Бангкок - темная зона (Бердетт) - страница 174

Была пятница, рынок превратился в сплошное столпотворение. Трудно сказать, кого в такие дни там больше: отпускников-фарангов, городских модников, тайцев среднего достатка, пришедших совершить выгодную сделку, или праздношатающихся, кому просто нравятся такие места. Мне пришлось продираться сквозь плотную толпу в узком проходе, который в итоге привел меня к прилавку 398 в секции 57 в северо-западном углу.

Там торговали орхидеями и экзотическими птицами. Меня почему-то заинтриговало это сочетание. В глубине сознания я соединил одно с другим, но не мог сообразить, в чем фишка. Две хорошенькие молодые женщины в передниках с большими карманами для денег зазывали покупателей, особенно усердствуя, когда мимо проходили состоятельные белые семьи с изумленно открытыми глазами, какие бывают у впервые приехавших на экзотический Восток. Я наконец вспомнил, что общего у птиц с орхидеями, и улыбнулся.

Продавщицы даже не посмотрели в мою сторону, и я подошел к похожей на собор клетке, служившей тюрьмой особенно яркому, красному с желтым, попугаю, облизал указательный палец и стал поглаживать красный хохолок на его голове. Это быстро привлекло их внимание.

— Я Сончай, — сказал я, не дав им возможности меня обругать, и показал слегка покрасневший кончик указательного пальца.

Старшая из продавщиц провела меня в глубь ларька, за брезент, отделяющий заднюю часть от прилавка. Швейцар сидел за столом, в очках, синих свободных шортах, шлепанцах, но без рубашки. В руках держал бурую птицу, напоминающую тельцем попугая ара, с длинным хвостовым оперением, что делало ее особенно пригодной для задуманной операции. Я не знал ее названия по-английски, но помнил, что они широко распространены в Таиланде и особенно их много в провинции Исаан, где от этих птиц просто нет житья. Их перья окрашены в тонкие оттенки коричневого: от шоколада до кофе с молоком. И в этой монохромной красоте не было ни капли вульгарности, так что им, как в свое время Акрополю, требовалось много краски, чтобы угодить широкому вкусу.
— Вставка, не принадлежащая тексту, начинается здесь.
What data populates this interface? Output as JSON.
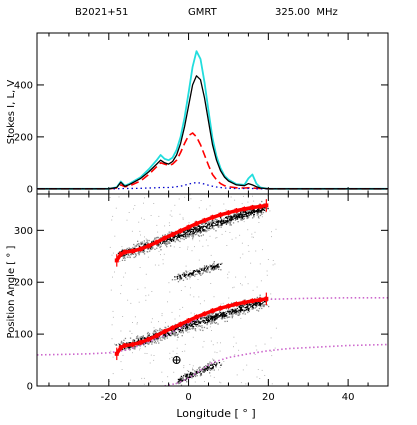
{
  "header": {
    "pulsar": "B2021+51",
    "telescope": "GMRT",
    "frequency": "325.00  MHz"
  },
  "colors": {
    "stokes_I": "#000000",
    "linear_L": "#ff0000",
    "circular_V": "#0000cc",
    "total_cyan": "#22dddd",
    "pa_points": "#ff0000",
    "pa_density": "#000000",
    "rvm_fit": "#cc66cc"
  },
  "chart_data": [
    {
      "type": "line",
      "ylabel": "Stokes I, L, V",
      "xlim": [
        -38,
        50
      ],
      "ylim": [
        -20,
        600
      ],
      "yticks": [
        0,
        200,
        400
      ],
      "grid": false,
      "legend": "none",
      "x": [
        -38,
        -30,
        -20,
        -18,
        -17,
        -16,
        -15,
        -12,
        -10,
        -8,
        -7,
        -6,
        -5,
        -4,
        -3,
        -2,
        -1,
        0,
        1,
        2,
        3,
        4,
        5,
        6,
        7,
        8,
        9,
        10,
        12,
        14,
        15,
        16,
        17,
        18,
        20,
        22,
        25,
        30,
        40,
        50
      ],
      "series": [
        {
          "id": "I",
          "values": [
            0,
            0,
            0,
            5,
            25,
            10,
            15,
            40,
            65,
            95,
            110,
            100,
            95,
            105,
            130,
            175,
            240,
            320,
            400,
            435,
            420,
            350,
            260,
            170,
            110,
            70,
            45,
            30,
            15,
            12,
            20,
            15,
            8,
            3,
            0,
            0,
            0,
            0,
            0,
            0
          ]
        },
        {
          "id": "L",
          "values": [
            0,
            0,
            0,
            3,
            15,
            8,
            10,
            30,
            55,
            85,
            100,
            95,
            90,
            95,
            110,
            140,
            175,
            205,
            215,
            200,
            170,
            130,
            90,
            55,
            35,
            20,
            12,
            8,
            4,
            3,
            4,
            3,
            2,
            1,
            0,
            0,
            0,
            0,
            0,
            0
          ]
        },
        {
          "id": "V",
          "values": [
            0,
            0,
            0,
            0,
            1,
            1,
            1,
            2,
            3,
            4,
            5,
            5,
            5,
            6,
            8,
            10,
            14,
            18,
            22,
            24,
            22,
            18,
            14,
            10,
            7,
            5,
            3,
            2,
            1,
            1,
            1,
            1,
            0,
            0,
            0,
            0,
            0,
            0,
            0,
            0
          ]
        },
        {
          "id": "total",
          "values": [
            0,
            0,
            0,
            6,
            28,
            12,
            18,
            45,
            75,
            110,
            130,
            115,
            110,
            120,
            150,
            200,
            275,
            370,
            470,
            530,
            500,
            410,
            300,
            195,
            125,
            80,
            50,
            35,
            18,
            15,
            40,
            55,
            20,
            5,
            0,
            0,
            0,
            0,
            0,
            0
          ]
        }
      ]
    },
    {
      "type": "scatter",
      "xlabel": "Longitude [ ° ]",
      "ylabel": "Position Angle [ ° ]",
      "xlim": [
        -38,
        50
      ],
      "ylim": [
        0,
        370
      ],
      "xticks": [
        -20,
        0,
        20,
        40
      ],
      "yticks": [
        0,
        100,
        200,
        300
      ],
      "grid": false,
      "legend": "none",
      "pa_lower": {
        "x": [
          -18,
          -17,
          -16,
          -14,
          -12,
          -10,
          -8,
          -6,
          -4,
          -2,
          0,
          2,
          4,
          6,
          8,
          10,
          12,
          14,
          16,
          18,
          19.5
        ],
        "y": [
          62,
          74,
          78,
          80,
          84,
          90,
          97,
          105,
          112,
          119,
          126,
          133,
          139,
          145,
          150,
          154,
          158,
          161,
          164,
          166,
          168
        ]
      },
      "pa_upper": {
        "x": [
          -18,
          -17,
          -16,
          -14,
          -12,
          -10,
          -8,
          -6,
          -4,
          -2,
          0,
          2,
          4,
          6,
          8,
          10,
          12,
          14,
          16,
          18,
          19.5
        ],
        "y": [
          242,
          254,
          258,
          260,
          264,
          270,
          277,
          285,
          292,
          299,
          306,
          313,
          319,
          325,
          330,
          334,
          338,
          341,
          344,
          346,
          348
        ]
      },
      "density_ridges": [
        {
          "x0": -17,
          "x1": 19,
          "y0": 75,
          "y1": 165,
          "spread": 12
        },
        {
          "x0": -17,
          "x1": 19,
          "y0": 255,
          "y1": 345,
          "spread": 12
        },
        {
          "x0": -3,
          "x1": 8,
          "y0": 210,
          "y1": 235,
          "spread": 7
        },
        {
          "x0": -3,
          "x1": 7,
          "y0": 10,
          "y1": 45,
          "spread": 7
        }
      ],
      "rvm_curves": [
        {
          "name": "rvm",
          "x": [
            -38,
            -30,
            -25,
            -20,
            -15,
            -10,
            -5,
            0,
            5,
            10,
            15,
            20,
            25,
            30,
            40,
            50
          ],
          "y": [
            60,
            61,
            62,
            64,
            70,
            85,
            100,
            120,
            140,
            155,
            163,
            167,
            168,
            169,
            170,
            170
          ]
        },
        {
          "name": "rvm-orthogonal",
          "x": [
            -6,
            -3,
            0,
            3,
            6,
            10,
            15,
            20,
            25,
            30,
            40,
            50
          ],
          "y": [
            0,
            5,
            15,
            30,
            45,
            55,
            62,
            68,
            72,
            74,
            78,
            80
          ]
        }
      ],
      "marker": {
        "x": -3,
        "y": 50,
        "symbol": "⊕"
      }
    }
  ]
}
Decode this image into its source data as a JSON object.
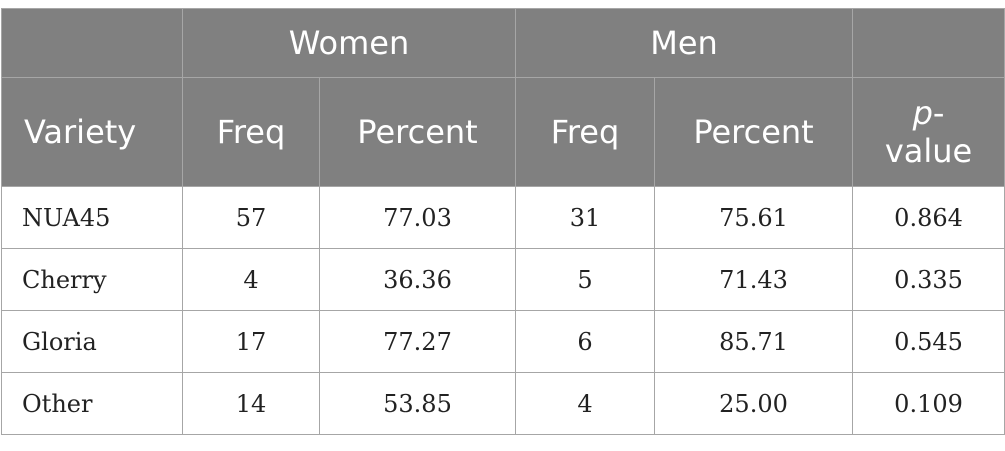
{
  "table": {
    "groups": {
      "women": "Women",
      "men": "Men"
    },
    "headers": {
      "variety": "Variety",
      "women_freq": "Freq",
      "women_percent": "Percent",
      "men_freq": "Freq",
      "men_percent": "Percent",
      "pvalue_p": "p",
      "pvalue_dash": "-",
      "pvalue_rest": "value"
    },
    "rows": [
      {
        "variety": "NUA45",
        "women_freq": "57",
        "women_percent": "77.03",
        "men_freq": "31",
        "men_percent": "75.61",
        "pvalue": "0.864"
      },
      {
        "variety": "Cherry",
        "women_freq": "4",
        "women_percent": "36.36",
        "men_freq": "5",
        "men_percent": "71.43",
        "pvalue": "0.335"
      },
      {
        "variety": "Gloria",
        "women_freq": "17",
        "women_percent": "77.27",
        "men_freq": "6",
        "men_percent": "85.71",
        "pvalue": "0.545"
      },
      {
        "variety": "Other",
        "women_freq": "14",
        "women_percent": "53.85",
        "men_freq": "4",
        "men_percent": "25.00",
        "pvalue": "0.109"
      }
    ]
  }
}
Швейцар, судя по всему, знал в этом деле толк. Он пользовался тонкой художественной кистью и сравнивал результаты труда с авторитетной толстой книгой с цветными иллюстрациями.

— Будет из нее краснохвостая тропическая красавица, — объяснил он и, заглянув в книгу, процитировал: — Phaethon rubricauda. — Покосился на меня и продолжил наносить красные, оранжевые и черные мазки на головку и хвост. Мало-помалу картина под рукой «Пикассо» стала вырисовываться. — Этим я занимался до того, как начал работать на него. — Он бросил на меня быстрый неуверенный взгляд. — Можно сказать, до того, как потерял невинность. А теперь делаю бесплатно, просто чтобы не забылось ремесло. Киоск принадлежит моей сестре, а девчонки за прилавком — ее дочери. — Он еще оказался способен на ироничную улыбку. — Можно сказать, семейный бизнес, передаваемый от поколения к поколению. Если честно, за парой исключений, мужчины всегда рисовали лучше. Моему отцу вообще не было равных. Он мог, если бы захотел, превратить черного дрозда во фламинго. Я ему в подметки не гожусь. Ни меня, ни птицу его скромность не убедила. Талант этого человека неизмеримо повысил самооценку пернатой. Когда ее водворили обратно в клетку, она запрыгала и стала прихорашиваться, не в силах сдержаться, чтобы поскорее поразить противоположный пол своим неотразимым новым нарядом.